As the New Year began, the world saw many changes. Perhaps one of the most important changes to take place was the recent price hike on basic commodities in Sudan. Sudan has seen the price of things as basic as bread increase dramatically, sometimes close to three hundred percent. Where does that put the citizens of Darfur? It puts them in an uncompromising situation. With the price hikes, many people will be unable to afford the basic means to survive.
Over the past few years, the economic situation in Sudan has been.

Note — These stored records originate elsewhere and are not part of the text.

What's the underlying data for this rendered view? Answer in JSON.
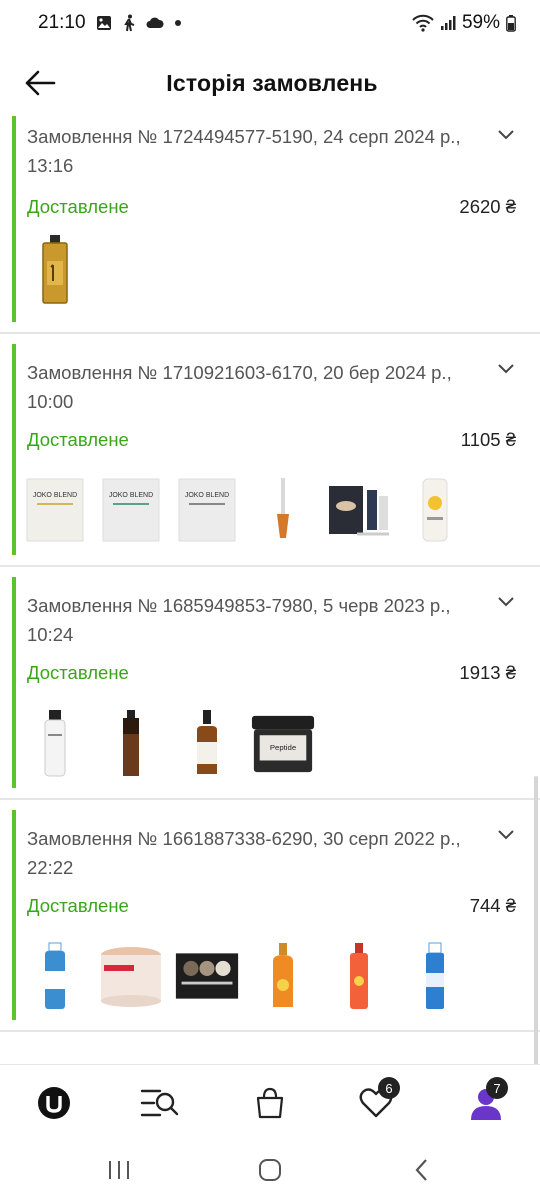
{
  "status_bar": {
    "time": "21:10",
    "battery": "59%"
  },
  "header": {
    "title": "Історія замовлень"
  },
  "orders": [
    {
      "title": "Замовлення № 1724494577-5190, 24 серп 2024 р., 13:16",
      "status": "Доставлене",
      "price": "2620 ₴"
    },
    {
      "title": "Замовлення № 1710921603-6170, 20 бер 2024 р., 10:00",
      "status": "Доставлене",
      "price": "1105 ₴"
    },
    {
      "title": "Замовлення № 1685949853-7980, 5 черв 2023 р., 10:24",
      "status": "Доставлене",
      "price": "1913 ₴"
    },
    {
      "title": "Замовлення № 1661887338-6290, 30 серп 2022 р., 22:22",
      "status": "Доставлене",
      "price": "744 ₴"
    }
  ],
  "bottom_nav": {
    "wishlist_badge": "6",
    "profile_badge": "7"
  },
  "colors": {
    "accent_green": "#5bc42a",
    "status_green": "#3aa51a",
    "profile_purple": "#6a35c9"
  }
}
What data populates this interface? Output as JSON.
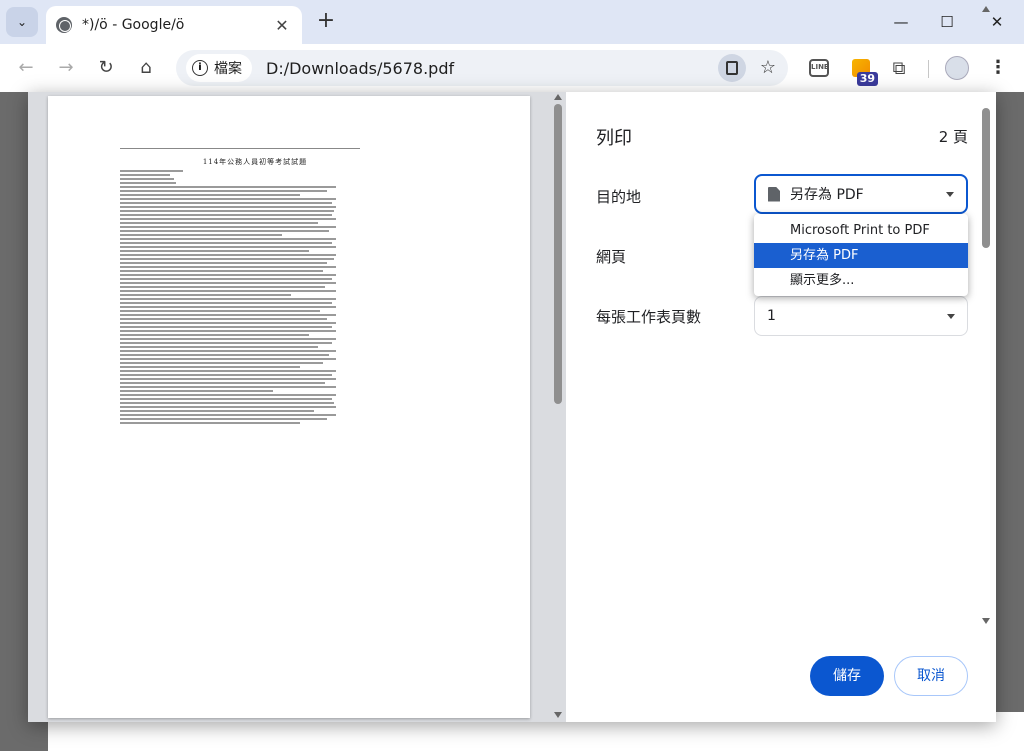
{
  "browser": {
    "tab_title": "*)/ö - Google/ö",
    "new_tab_symbol": "+",
    "close_symbol": "✕",
    "window": {
      "minimize": "—",
      "maximize": "☐",
      "close": "✕"
    },
    "nav": {
      "back": "←",
      "forward": "→",
      "reload": "↻",
      "home": "⌂"
    },
    "omnibox": {
      "site_info_label": "檔案",
      "url": "D:/Downloads/5678.pdf"
    },
    "star_symbol": "☆",
    "menu_symbol": "⋮",
    "puzzle_symbol": "⧉",
    "extensions": {
      "line_label": "LINE",
      "rss_badge": "39"
    }
  },
  "print_dialog": {
    "title": "列印",
    "page_count": "2 頁",
    "destination": {
      "label": "目的地",
      "value": "另存為 PDF",
      "options": [
        "Microsoft Print to PDF",
        "另存為 PDF",
        "顯示更多..."
      ],
      "selected_index": 1
    },
    "pages": {
      "label": "網頁"
    },
    "pages_per_sheet": {
      "label": "每張工作表頁數",
      "value": "1"
    },
    "buttons": {
      "save": "儲存",
      "cancel": "取消"
    }
  },
  "preview": {
    "heading": "114年公務人員初等考試試題"
  },
  "colors": {
    "accent": "#0b57d0",
    "selected_option": "#1a5fd0",
    "tabstrip": "#dfe6f5"
  }
}
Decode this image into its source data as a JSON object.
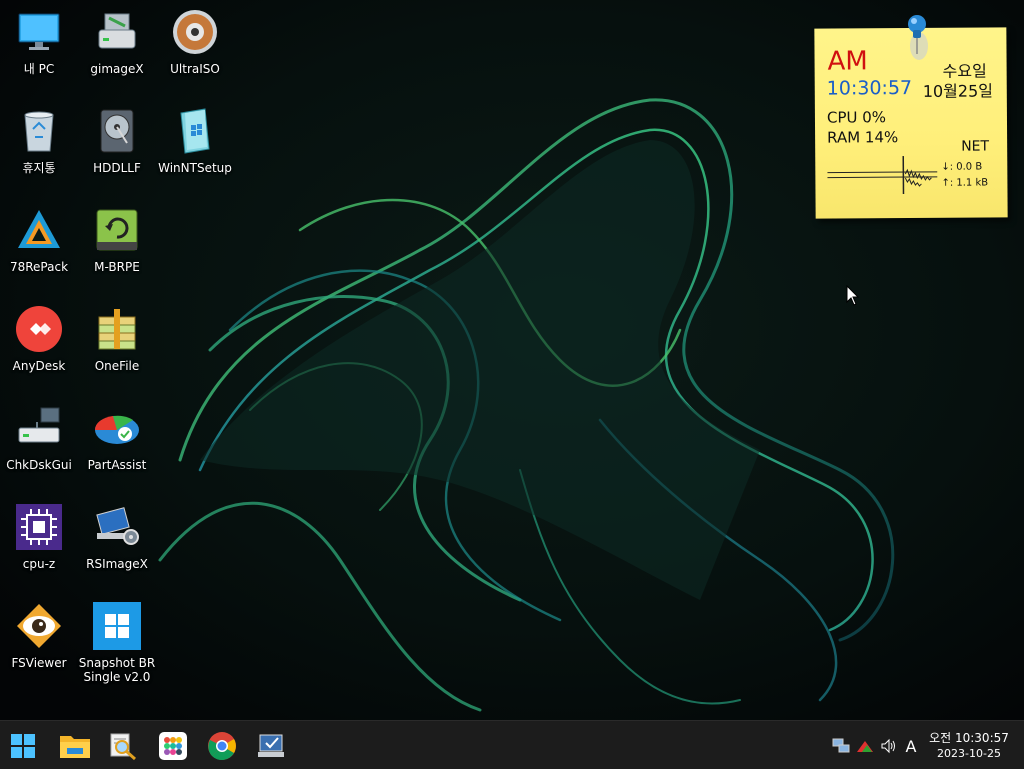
{
  "desktop": {
    "icons": [
      {
        "label": "내 PC",
        "icon": "computer-icon"
      },
      {
        "label": "휴지통",
        "icon": "recycle-bin-icon"
      },
      {
        "label": "78RePack",
        "icon": "78repack-icon"
      },
      {
        "label": "AnyDesk",
        "icon": "anydesk-icon"
      },
      {
        "label": "ChkDskGui",
        "icon": "chkdsk-icon"
      },
      {
        "label": "cpu-z",
        "icon": "cpu-z-icon"
      },
      {
        "label": "FSViewer",
        "icon": "fsviewer-icon"
      },
      {
        "label": "gimageX",
        "icon": "gimagex-icon"
      },
      {
        "label": "HDDLLF",
        "icon": "hddllf-icon"
      },
      {
        "label": "M-BRPE",
        "icon": "m-brpe-icon"
      },
      {
        "label": "OneFile",
        "icon": "onefile-icon"
      },
      {
        "label": "PartAssist",
        "icon": "partassist-icon"
      },
      {
        "label": "RSImageX",
        "icon": "rsimagex-icon"
      },
      {
        "label": "Snapshot BR\nSingle v2.0",
        "icon": "snapshot-icon"
      },
      {
        "label": "UltraISO",
        "icon": "ultraiso-icon"
      },
      {
        "label": "WinNTSetup",
        "icon": "winntsetup-icon"
      }
    ]
  },
  "widget": {
    "ampm": "AM",
    "time": "10:30:57",
    "weekday": "수요일",
    "date": "10월25일",
    "cpu": "CPU  0%",
    "ram": "RAM  14%",
    "net_label": "NET",
    "down": "↓: 0.0 B",
    "up": "↑: 1.1 kB",
    "colors": {
      "ampm": "#d01010",
      "time": "#1a5fc8",
      "note": "#fff48a"
    }
  },
  "taskbar": {
    "pinned": [
      "start-icon",
      "file-explorer-icon",
      "search-tool-icon",
      "app-launcher-icon",
      "chrome-icon",
      "system-tool-icon"
    ],
    "tray": [
      "network-icon",
      "tray-app-icon",
      "volume-icon",
      "input-mode-icon"
    ],
    "input_mode": "A",
    "clock_time": "오전 10:30:57",
    "clock_date": "2023-10-25"
  }
}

Yet, recent analysis shows that the real inflation rate of the Sudanese pound has reached 50%. In part, this incredulous rate is due to the government’s decision to increase the price of the US dollar, from a 6.6 SDG to 18 SDG. In addition, the government has reallocated the money once promised for services and welfare programs, which were designed to benefit the Sudanese people, to the military and domestic security. This policy hurts the Sudanese people. The increase in military spending will be spent on slaughtering Darfuris. The attacks seen in the last few years, including the chemical weapons, will increase in frequency and magnitude. Meanwhile, the rest of Sudan will suffer at the hands of a government who cares more about massacring their own people than fostering peace and development. Of course, the systematic tactic of this policy is not limited to just the increase in the capacity to outright murder innocents. The increase in the prices of basic commodities, as well as the increase in the price of medication and health care, unequivocally hurts the poor. Especially those who are living in camps for internally displaced persons, those who have been targeted and denied every semblance of a normal life, including education. This policy will serve to hurt Darfur in multiple ways. First, and most obliviously, an increase in attacks, both frequenc, and severity. Secondly, this policy systematically targets basic necessities and makes them unavailable to Darfuris. This type of economic alienation is an unusual and cruel tactic and demands the condemnation of the international community.
It is understandable that the Sudanese people are not in support of this new policy. Because of their disdain, resent and a desire for change; citizens throughout Sudan have organized days of protest. Unfortunately, it was only just three days after that tragedy struck. As protests were underway in El Geneina, protestors began to become violent, burning tires and ultimately setting the headquarters of the ruling National Congress Party on fire. The fire prompted governmental forces to open fire on the crowd of protestors in which a Darfuri student named El Zubeir Ibrahim Sikiran was killed. While there was only one casualty, eight protestors were wounded and dozens were detained. Following the slaying of Sikiran, the West Darfur authorities called for an investigation of the murder and closed schools for week.
As the protests continued, Abdelwahab Mohamed, Head of the National Equality and Justice Party in West Darfur made a request that the Sudanese stop the rising of prices on basic commodities. Mohamed then asked that the Economic Security Service take much needed control over the troubled market and its rising prices in order obtain peace and fairness.
We urge and challenge the international community to continue to keep eyes on the drastic changes continuing to take place in Darfur and Sudan at large. The people of Sudan are now not only dealing with violence but now they are dealing with an economic situation that puts them in a position where they cannot afford the basic means to survive. It is imperative that the international community steps up and addresses the many problems and conflicts are facing and make strides to bring peace to the people of Sudan.